Cofinal elements and fractional Dehn twist coefficients

TL;DR

This paper proves that certain Dehn twists are cofinal in all left orderings of the mapping class group of a surface with positive genus and one boundary, and shows the invariance of fractional Dehn twist coefficients across different actions.

Contribution

It establishes the cofinality of boundary-parallel Dehn twists in all left orderings and demonstrates the independence of fractional Dehn twist coefficients from the choice of action.

Findings

Dehn twists along boundary-parallel curves are cofinal in all left orderings.

Fractional Dehn twist coefficients are invariant under different group actions.

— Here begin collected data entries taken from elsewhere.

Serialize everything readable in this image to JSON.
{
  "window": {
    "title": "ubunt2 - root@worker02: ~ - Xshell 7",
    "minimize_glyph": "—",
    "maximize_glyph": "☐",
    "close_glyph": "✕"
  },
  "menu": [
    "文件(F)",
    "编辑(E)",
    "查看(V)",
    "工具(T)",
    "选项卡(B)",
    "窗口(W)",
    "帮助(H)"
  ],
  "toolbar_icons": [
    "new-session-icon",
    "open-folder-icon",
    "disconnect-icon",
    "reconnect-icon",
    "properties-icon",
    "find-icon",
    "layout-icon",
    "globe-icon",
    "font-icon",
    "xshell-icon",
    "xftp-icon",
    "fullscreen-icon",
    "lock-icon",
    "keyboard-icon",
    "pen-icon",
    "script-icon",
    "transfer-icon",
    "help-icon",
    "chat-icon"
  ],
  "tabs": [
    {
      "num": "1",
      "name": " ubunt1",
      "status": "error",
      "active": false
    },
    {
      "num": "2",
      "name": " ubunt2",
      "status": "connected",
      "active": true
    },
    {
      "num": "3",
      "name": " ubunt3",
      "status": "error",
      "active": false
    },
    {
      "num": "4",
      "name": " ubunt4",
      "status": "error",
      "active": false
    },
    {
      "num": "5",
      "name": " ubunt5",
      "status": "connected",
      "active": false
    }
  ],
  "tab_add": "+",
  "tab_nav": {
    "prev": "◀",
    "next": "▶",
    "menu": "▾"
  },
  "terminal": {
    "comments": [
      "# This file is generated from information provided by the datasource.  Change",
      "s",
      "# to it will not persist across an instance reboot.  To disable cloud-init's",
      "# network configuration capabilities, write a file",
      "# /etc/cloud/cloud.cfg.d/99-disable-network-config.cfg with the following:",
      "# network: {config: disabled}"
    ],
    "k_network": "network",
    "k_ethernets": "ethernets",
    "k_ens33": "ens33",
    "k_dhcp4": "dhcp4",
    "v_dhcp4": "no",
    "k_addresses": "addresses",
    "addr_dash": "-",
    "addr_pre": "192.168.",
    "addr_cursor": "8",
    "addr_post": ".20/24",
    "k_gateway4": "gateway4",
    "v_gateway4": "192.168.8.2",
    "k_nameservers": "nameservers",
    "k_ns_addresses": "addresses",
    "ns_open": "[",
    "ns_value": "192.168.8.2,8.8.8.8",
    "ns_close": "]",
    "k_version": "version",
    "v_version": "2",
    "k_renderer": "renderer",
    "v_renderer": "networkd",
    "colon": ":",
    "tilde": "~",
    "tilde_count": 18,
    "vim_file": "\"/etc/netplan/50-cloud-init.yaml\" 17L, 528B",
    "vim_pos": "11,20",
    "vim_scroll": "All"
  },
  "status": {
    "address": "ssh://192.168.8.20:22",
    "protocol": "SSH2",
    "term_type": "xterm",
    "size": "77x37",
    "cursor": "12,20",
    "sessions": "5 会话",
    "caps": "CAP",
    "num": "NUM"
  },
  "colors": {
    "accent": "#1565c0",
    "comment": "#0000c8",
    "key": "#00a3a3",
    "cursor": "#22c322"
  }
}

Provides a formula to recover fractional Dehn twist coefficients from any left ordering.

Abstract

We show that for a surface $S$ with positive genus and one boundary component, the mapping class of a Dehn twist along a curve parallel to the boundary is cofinal in every left ordering of the mapping class group $\operatorname{Mod}(S)$. We apply this result to show that one of the usual definitions of the fractional Dehn twist coefficient -- via translation numbers of a particular action of $\operatorname{Mod}(S)$ on $\mathbb{R}$ -- is in fact independent of the underlying action when $S$ has genus larger than one. As an algebraic counterpart to this, we provide a formula that recovers the fractional Dehn twist coefficient of a homeomorphism of $S$ from an arbitrary left ordering of $\operatorname{Mod}(S)$.